25th February 2022 - 3 min read
(Updated at 5pm, 25 Feb 2022 to include information on MOEX.)
The Russia-Ukraine conflict has regrettably escalated into war as Russian military began its entry into its neighbouring country in what was called “the largest ground war in Europe since World War II”.
The global community was, understandably, stunned by the rapid development despite the tension that has been brewing between both nations for a while now. The global financial markets, too, were affected – with most major stock exchanges quickly plunging as news came out about the invasion.
The FBM KLCI took a dive yesterday as soon as news began trickling out about the scale of the conflict, with investors quickly cashing out their investments. At 5pm yesterday, it closed 12.25 points (-0.77%) lower 1,573.89 after recovering from a day low of 1,565.24.
Surprisingly, the FBM KLCI recovered strongly this morning, opening at 1,586.40 – and has been gradually climbing up since. As of the time of writing, the index has risen by 22.54 points (+1.43%) to 1,596.72.
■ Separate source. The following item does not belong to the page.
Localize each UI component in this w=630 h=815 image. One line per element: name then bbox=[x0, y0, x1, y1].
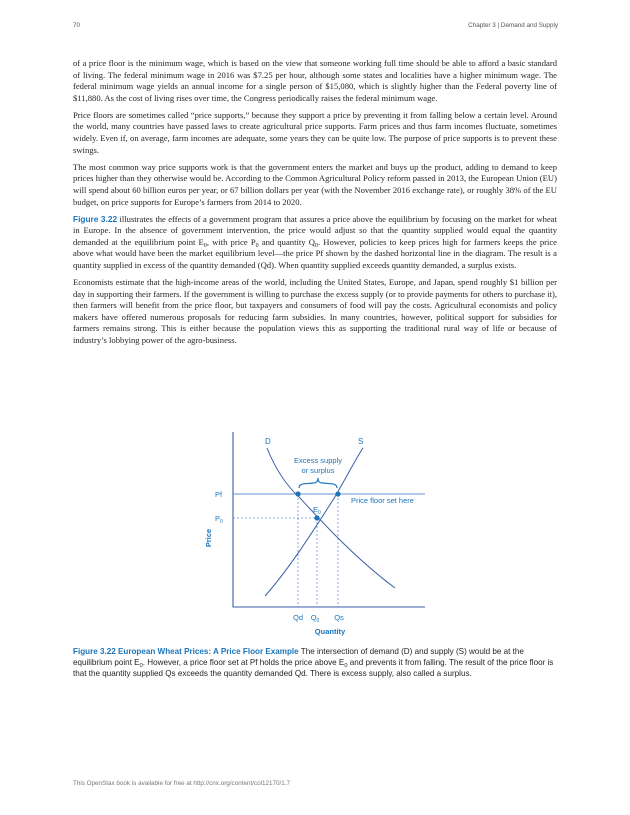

Both the Nasdaq Composite and the S&P 500 tumbled during a morning sell-off after Putin’s announcement; Nasdaq suffered a 3% drop at the open, whereas the S&P 500 dipped 1.5%. The Dow Jones Industrial Average, too, plunged more than 800 points during intraday trading.
But similar to the FBM KLCI, US stocks were also able to shake off the effects of Russia’s invasion following the announcement of a second set of sanctions against Russia from US president Joe Biden. This will further restrict Russia’s ability to conduct business in the world’s major currencies. Biden had previously already announced a first batch of financial sanctions on Tuesday, aimed at Russian financial institutions, sovereign debt, and oligarchs in the country.
Russian stocks suffered a historic collapse on Thursday, with the MOEX wiping off about 45% its trading value at 1,690.13 – equivalent to more than US$150 billion in value. That said, MOEX has been seeing a massive dip since 22 February, when the Russia-Ukraine conflict began to boil and spill over.
The MOEX temporarily suspended trading on all of its markets yesterday, but quickly reversed this move soon after, saying that it will “resume trading on its market at 10am”. Interestingly, MOEX also opened on on a high note today, recovering more than 20% as compared to its closing points price on 24 February 2022. However, some economists have forecasted that “Russia will be headed for economic stagnation, if not worse”, especially since it now faces sanctions from not only the US, but also other European countries, including the UK and Germany – but this remains to be seen.
As expected, the cryptocurrency market, too, plunged yesterday after the Russia-Ukraine conflict intensified, with the price of Bitcoin falling by more than 6% to US$34,338 and Ether by about 8.7% to US$2,300. This was a far cry from their all-time highs of US$68,990 and US$4,865, respectively – which were achieved back in early November.
However, like other global markets, the crypto market as a whole also rebounded slightly today, with Bitcoin and Ether both rising over 10% since yesterday’s lows. That said, this drop raised doubts on Bitcoin’s worth as a store of value, a claim that grew popular during the bull run last year. Yesterday, prices of Bitcoin and gold went in completely opposite directions, as gold prices briefly spiked up to US$1,950 – its highest since the end of 2020 – while Bitcoin tumbled.
As tensions continue to escalate in Ukraine even as Western nations threaten further sanctions, it remains to be seen if the swift recovery in the economic markets will stay its course.